Humble Bundle is removing the "choose where your money goes" sliders, intending to switch to a choice between giving 5% or 15% to charity

6 comments

  1. [2]
    Deimos
    Link
    If anyone missed it, IGN acquired Humble in October 2017 (and Humble seems to have deleted the post from their blog announcing that?). This is probably the first major change they've made to their...

    If anyone missed it, IGN acquired Humble in October 2017 (and Humble seems to have deleted the post from their blog announcing that?).

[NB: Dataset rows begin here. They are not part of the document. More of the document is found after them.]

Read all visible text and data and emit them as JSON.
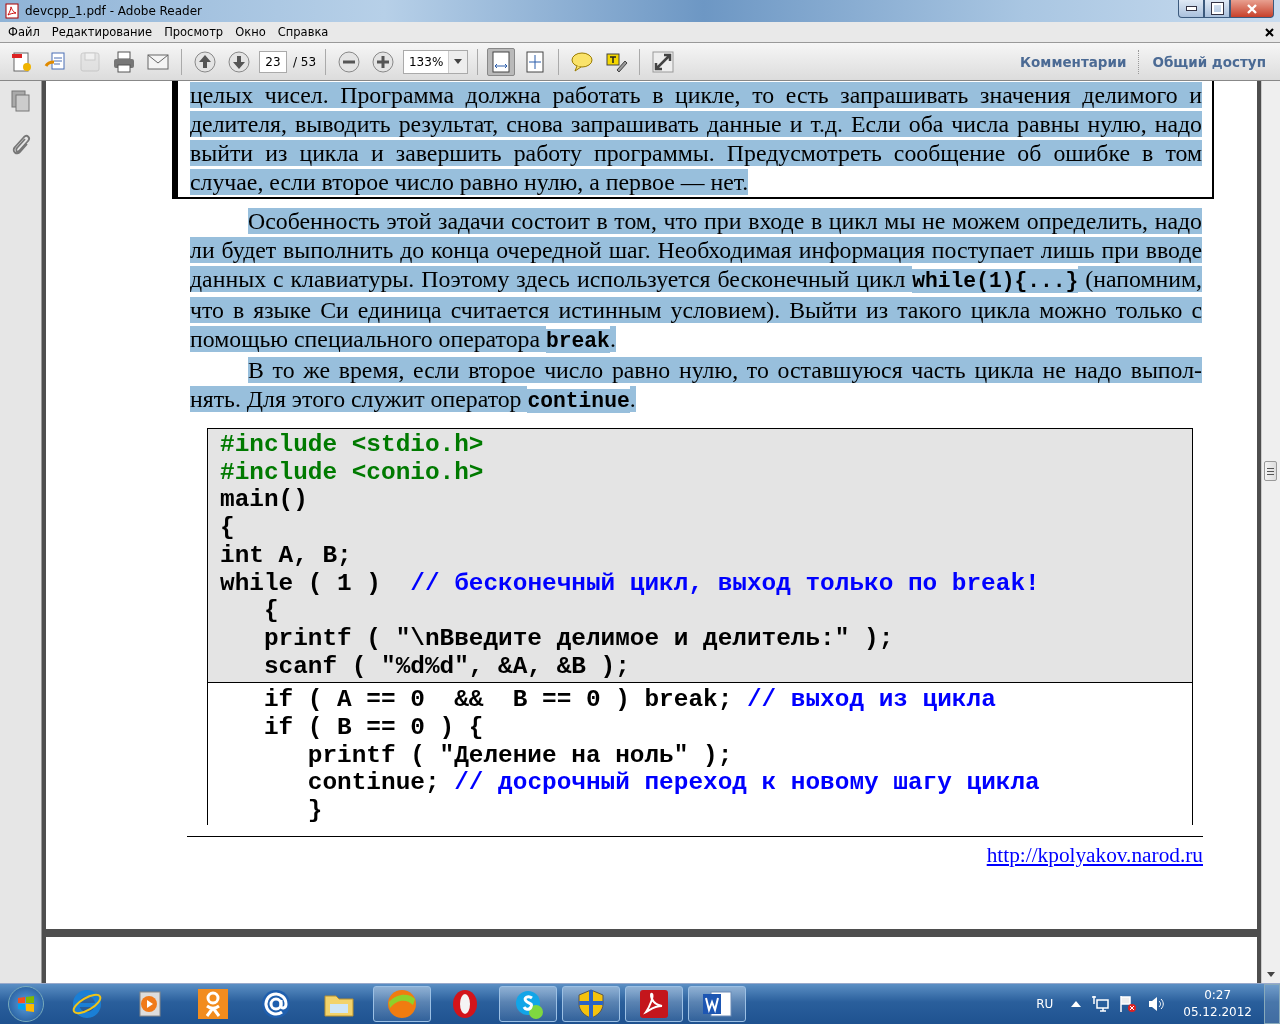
{
  "window": {
    "title": "devcpp_1.pdf - Adobe Reader"
  },
  "menu": [
    "Файл",
    "Редактирование",
    "Просмотр",
    "Окно",
    "Справка"
  ],
  "toolbar": {
    "buttons": [
      {
        "disabled": false,
        "selected": false
      },
      {
        "disabled": false,
        "selected": false
      },
      {
        "disabled": true,
        "selected": false
      },
      {
        "disabled": false,
        "selected": false
      },
      {
        "disabled": false,
        "selected": false
      },
      {
        "disabled": false,
        "selected": false
      },
      {
        "disabled": false,
        "selected": false
      },
      {
        "disabled": false,
        "selected": false
      },
      {
        "disabled": false,
        "selected": false
      },
      {
        "disabled": false,
        "selected": true
      },
      {
        "disabled": false,
        "selected": false
      },
      {
        "disabled": false,
        "selected": false
      },
      {
        "disabled": false,
        "selected": false
      },
      {
        "disabled": false,
        "selected": false
      }
    ],
    "page": "23",
    "page_total": "/ 53",
    "zoom": "133%",
    "links": [
      "Комментарии",
      "Общий доступ"
    ]
  },
  "document": {
    "boxed_paragraph": "целых чисел. Программа должна работать в цикле, то есть запрашивать значения делимого и делителя, выводить результат, снова запрашивать данные и т.д. Если оба числа равны нулю, надо выйти из цикла и завершить работу программы. Предусмотреть сообщение об ошибке в том случае, если второе число равно нулю, а первое — нет.",
    "paragraphs": [
      [
        {
          "kind": "text",
          "text": "Особенность этой задачи состоит в том, что при входе в цикл мы не можем определить, надо ли будет выполнить до конца очередной шаг. Необходимая информация поступает лишь при вводе данных с клавиатуры. Поэтому здесь используется бесконечный цикл "
        },
        {
          "kind": "code",
          "text": "while(1){...}"
        },
        {
          "kind": "text",
          "text": "  (напомним, что в языке Си единица считается истинным условием). Выйти из такого цикла можно только с помощью специального оператора "
        },
        {
          "kind": "code",
          "text": "break"
        },
        {
          "kind": "text",
          "text": "."
        }
      ],
      [
        {
          "kind": "text",
          "text": "В то же время, если второе число равно нулю, то оставшуюся часть цикла не надо выпол-нять. Для этого служит оператор "
        },
        {
          "kind": "code",
          "text": "continue"
        },
        {
          "kind": "text",
          "text": "."
        }
      ]
    ],
    "code_sections": [
      {
        "kind": "shaded",
        "lines": [
          [
            {
              "kind": "directive",
              "text": "#include <stdio.h>"
            }
          ],
          [
            {
              "kind": "directive",
              "text": "#include <conio.h>"
            }
          ],
          [
            {
              "kind": "code",
              "text": "main()"
            }
          ],
          [
            {
              "kind": "code",
              "text": "{"
            }
          ],
          [
            {
              "kind": "code",
              "text": "int A, B;"
            }
          ],
          [
            {
              "kind": "code",
              "text": "while ( 1 )  "
            },
            {
              "kind": "comment",
              "text": "// бесконечный цикл, выход только по break!"
            }
          ],
          [
            {
              "kind": "code",
              "text": "   {"
            }
          ],
          [
            {
              "kind": "code",
              "text": "   printf ( \"\\nВведите делимое и делитель:\" );"
            }
          ],
          [
            {
              "kind": "code",
              "text": "   scanf ( \"%d%d\", &A, &B );"
            }
          ]
        ]
      },
      {
        "kind": "plain",
        "lines": [
          [
            {
              "kind": "code",
              "text": "   if ( A == 0  &&  B == 0 ) break; "
            },
            {
              "kind": "comment",
              "text": "// выход из цикла"
            }
          ],
          [
            {
              "kind": "code",
              "text": "   if ( B == 0 ) {"
            }
          ],
          [
            {
              "kind": "code",
              "text": "      printf ( \"Деление на ноль\" );"
            }
          ],
          [
            {
              "kind": "code",
              "text": "      continue; "
            },
            {
              "kind": "comment",
              "text": "// досрочный переход к новому шагу цикла"
            }
          ],
          [
            {
              "kind": "code",
              "text": "      }"
            }
          ]
        ]
      }
    ],
    "footer_link": "http://kpolyakov.narod.ru"
  },
  "taskbar": {
    "buttons": [
      {
        "running": false
      },
      {
        "running": false
      },
      {
        "running": false
      },
      {
        "running": false
      },
      {
        "running": false
      },
      {
        "running": true
      },
      {
        "running": false
      },
      {
        "running": true
      },
      {
        "running": true
      },
      {
        "running": true
      },
      {
        "running": true
      }
    ],
    "language": "RU",
    "time": "0:27",
    "date": "05.12.2012"
  }
}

    This is probably the first major change they've made to their model since then. The only other thing I can think of is when they switched to "Humble Choice" for their monthly subscription, where you could see what all of the games were, instead of having most of them be hidden until after you had already paid. That was a positive change in my opinion though, but this one definitely isn't.

    15 votes
    1. emnii
      Link Parent
      The other major change since then was a different change to Humble Choice. They went from one plan, $12 for all of the games in a monthly bundle, to three plans, $5 for trove access only (their PC...

      The other major change since then was a different change to Humble Choice. They went from one plan, $12 for all of the games in a monthly bundle, to three plans, $5 for trove access only (their PC version of Xbox Game Pass), $15 for 3 games out of the bundle, or $20 for 9 games out of the bundle. Those of us with existing $12 plans are getting objectively a better deal than anyone else, even though Humble frequently gives all of the games in a bundle to top tier subscribers too.

      They've also slowed down the Humble Indie Bundle in favor of more frequent publisher bundles.

      Anecdotally, I feel like the quality of the games in the Humble Choice bundles has taken a plummet too. While I definitely have too many games, I've found myself skipping the monthly bundles more often in the last two years than before they changed the Humble Choice model.

      7 votes
  2. Akir
    Link
    Also notable is that you can't choose how much money goes to the developers or "humble tip" anymore, either. I guess that's somewhat fair for how I've been using it, since I stopped giving them...

    Also notable is that you can't choose how much money goes to the developers or "humble tip" anymore, either. I guess that's somewhat fair for how I've been using it, since I stopped giving them tips after they got bought up.

    But this really sucks; I typically gave either most or all of my contribution for these bundles to charity.

    The only solace I have from this change is that I really don't buy the bundles anymore; it's been a long time since they've actually done an indie bundle, and I've noticed that a lot of the packages tend to be made up of archive dumps - collections of PDFs of outdated books, incomplete comicbook series; random video game assets, audio samples, etc - things that aren't likely to make the owners much money to begin with.

    10 votes
  3. Adys
    Link
    Welp, that's it for me then, done buying these. It was rare enough in the first place…

    Welp, that's it for me then, done buying these. It was rare enough in the first place…

    8 votes
  4. kfwyre
    Link
    Most of the discussion I’ve seen about this focuses on the charity changes (and this blog post is no exception), but what they’re being quiet about is locking in the portion that goes to them. You...

    Most of the discussion I’ve seen about this focuses on the charity changes (and this blog post is no exception), but what they’re being quiet about is locking in the portion that goes to them.

    You used to be able to adjust the Humble “tip” on the slider. It defaulted to something quite high (don’t know exactly but it was somewhere around 30% I think?). I would always slide it down a bit — I think Humble still deserves money, just not the default amount they were allotting to themselves.

    I know after IGN bought them out a lot of people talked about dropping the Humble slider to $0 as a slight. I’m wondering if enough were doing that to impact them? I doubt it though and just think this is Humble reducing the variability of their revenue. In the animation on the site, you can see the two Humble tip options given are 20% by default or 10% as the alternate.